I thought of a “dump” command to the CMA that would yield a skeleton configuration file for your systems. Or perhaps you could “snapshot” what you have (on the CMA), install the nanoprobe on a new machine, receive the autodiscover data, and then dump the diff. This would nicely externalize the autodiscovery part of the widely-used CMs, so if Assimilation is better at this, it could be leveraged by those projects (that already have a large userbase). Win-win 🙂
For the demo, it would be nice to see a couple of things:
1 – Notification to the admin when a trigger becomes true. I guess the checksums are done routinely, so if one of them fails – say that the OpenSSH server on a machine fails its checksum – would be nice to be emailed / SMSd about it.
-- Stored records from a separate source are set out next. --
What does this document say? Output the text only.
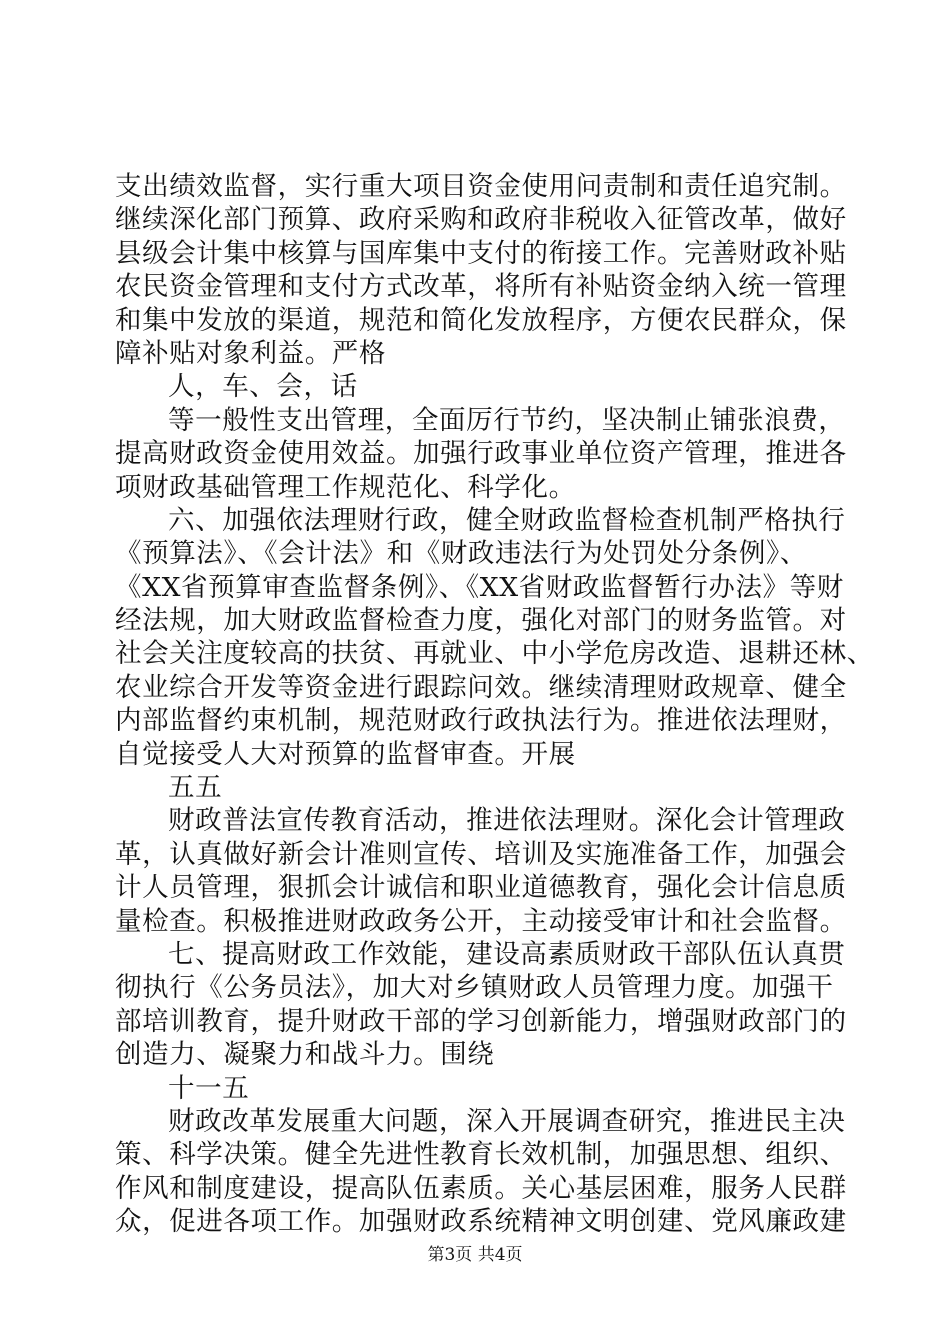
支出绩效监督，实行重大项目资金使用问责制和责任追究制。
继续深化部门预算、政府采购和政府非税收入征管改革，做好
县级会计集中核算与国库集中支付的衔接工作。完善财政补贴
农民资金管理和支付方式改革，将所有补贴资金纳入统一管理
和集中发放的渠道，规范和简化发放程序，方便农民群众，保
障补贴对象利益。严格
人，车、会，话
等一般性支出管理，全面厉行节约，坚决制止铺张浪费，
提高财政资金使用效益。加强行政事业单位资产管理，推进各
项财政基础管理工作规范化、科学化。
六、加强依法理财行政，健全财政监督检查机制严格执行
《预算法》、《会计法》和《财政违法行为处罚处分条例》、
《XX省预算审查监督条例》、《XX省财政监督暂行办法》等财
经法规，加大财政监督检查力度，强化对部门的财务监管。对
社会关注度较高的扶贫、再就业、中小学危房改造、退耕还林、
农业综合开发等资金进行跟踪问效。继续清理财政规章、健全
内部监督约束机制，规范财政行政执法行为。推进依法理财，
自觉接受人大对预算的监督审查。开展
五五
财政普法宣传教育活动，推进依法理财。深化会计管理政
革，认真做好新会计准则宣传、培训及实施准备工作，加强会
计人员管理，狠抓会计诚信和职业道德教育，强化会计信息质
量检查。积极推进财政政务公开，主动接受审计和社会监督。
七、提高财政工作效能，建设高素质财政干部队伍认真贯
彻执行《公务员法》，加大对乡镇财政人员管理力度。加强干
部培训教育，提升财政干部的学习创新能力，增强财政部门的
创造力、凝聚力和战斗力。围绕
十一五
财政改革发展重大问题，深入开展调查研究，推进民主决
策、科学决策。健全先进性教育长效机制，加强思想、组织、
作风和制度建设，提高队伍素质。关心基层困难，服务人民群
众，促进各项工作。加强财政系统精神文明创建、党风廉政建
第3页 共4页
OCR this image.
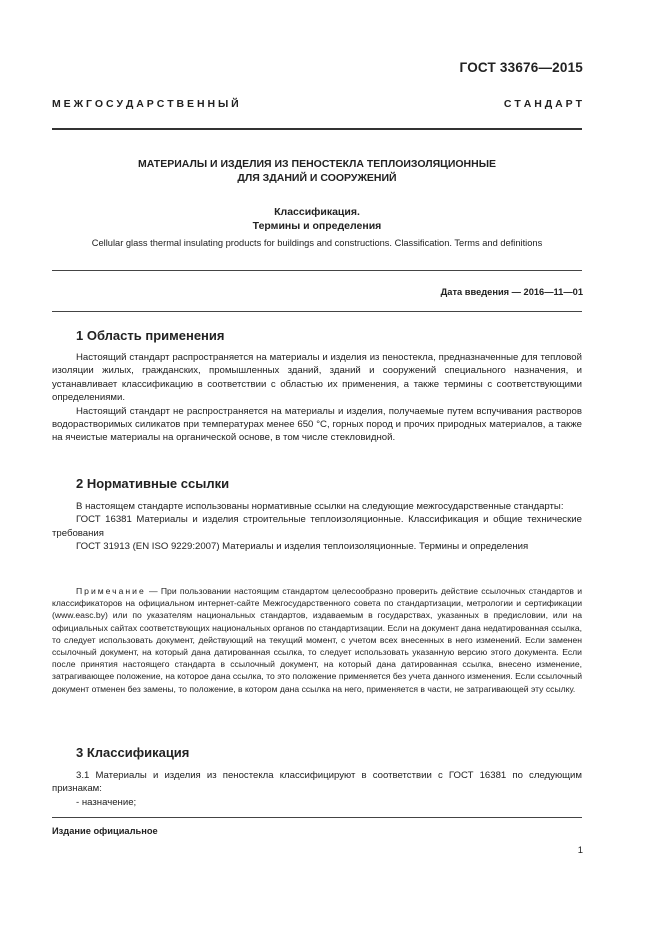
ГОСТ 33676—2015
М Е Ж Г О С У Д А Р С Т В Е Н Н Ы Й	С Т А Н Д А Р Т
МАТЕРИАЛЫ И ИЗДЕЛИЯ ИЗ ПЕНОСТЕКЛА ТЕПЛОИЗОЛЯЦИОННЫЕ
ДЛЯ ЗДАНИЙ И СООРУЖЕНИЙ
Классификация.
Термины и определения
Cellular glass thermal insulating products for buildings and constructions. Classification. Terms and definitions
Дата введения — 2016—11—01
1 Область применения

Настоящий стандарт распространяется на материалы и изделия из пеностекла, предназначенные для тепловой изоляции жилых, гражданских, промышленных зданий, зданий и сооружений специального назначения, и устанавливает классификацию в соответствии с областью их применения, а также термины с соответствующими определениями.

Настоящий стандарт не распространяется на материалы и изделия, получаемые путем вспучивания растворов водорастворимых силикатов при температурах менее 650 °С, горных пород и прочих природных материалов, а также на ячеистые материалы на органической основе, в том числе стекловидной.

2 Нормативные ссылки

В настоящем стандарте использованы нормативные ссылки на следующие межгосударственные стандарты:

ГОСТ 16381 Материалы и изделия строительные теплоизоляционные. Классификация и общие технические требования

ГОСТ 31913 (EN ISO 9229:2007) Материалы и изделия теплоизоляционные. Термины и определения

Примечание — При пользовании настоящим стандартом целесообразно проверить действие ссылочных стандартов и классификаторов на официальном интернет-сайте Межгосударственного совета по стандартизации, метрологии и сертификации (www.easc.by) или по указателям национальных стандартов, издаваемым в государствах, указанных в предисловии, или на официальных сайтах соответствующих национальных органов по стандартизации. Если на документ дана недатированная ссылка, то следует использовать документ, действующий на текущий момент, с учетом всех внесенных в него изменений. Если заменен ссылочный документ, на который дана датированная ссылка, то следует использовать указанную версию этого документа. Если после принятия настоящего стандарта в ссылочный документ, на который дана датированная ссылка, внесено изменение, затрагивающее положение, на которое дана ссылка, то это положение применяется без учета данного изменения. Если ссылочный документ отменен без замены, то положение, в котором дана ссылка на него, применяется в части, не затрагивающей эту ссылку.

3 Классификация

3.1 Материалы и изделия из пеностекла классифицируют в соответствии с ГОСТ 16381 по следующим признакам:

- назначение;

Издание официальное
1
2 – Some sort of “tree” listing of the system. Just like the tree command in *nix. Each “directory” would be a machine, and they would be placed on the tree according to their IP range. For each machine / directory, the services monitored. Or inverting the index, each service as a node and the machines as leafs. Guess both would be useful depending on what the admin needs to do at the moment.
3 – How about measuring “coverge” of the monitoring? Perhaps “known and monitored processes” / “total number of processes” on each machine? This would be a very nice-to-have for defense. Consider this: we usually do not know everything we admin, so if I can at least know that serverXYZ is 10% monitored and server123 is 90% monitored, there is probably more low-hanging fruit at serverXYZ, so I’d focus there.
Hmm. I guess this is turning into some sort of wish-list.
Cheers,
Renato.
Hi Renato,
Thanks for the comments!
Let me address them in order:
0) Your suggestion is a good one. On a similar note, I’ve had someone who thought about creating a Docker clone of the data center or a set of services based on the real systems. Awesome for testing!
1) There is an event API you can use to be notified of anything – it’s currently a fork/exec suitable for running a script of your choice.
2) There is lots of need for a user interface. By IP address isn’t one that occurred to me. For many organizations that wouldn’t be a very useful way of organizing them. My thoughts had been more like grouping systems that worked together for a particular service. Since we have client/server dependency information, we can do that. And create a graph of all that, organized by client/server relationships.
3) There is a canned query that will tell you all unmonitored services. If it doesn’t sort by host, it should ;-). There’s a command line command for these canned queries.
We can also tell you “What all IP addresses belong to unknown systems?” and lots of other really cool things.
Of course, this is an open source project, so I highly recommend you join the project and come contribute – at least by doing a trial. The potentials of this project are far beyond what you’ve touched on here – but it’s clear you get the idea ;-).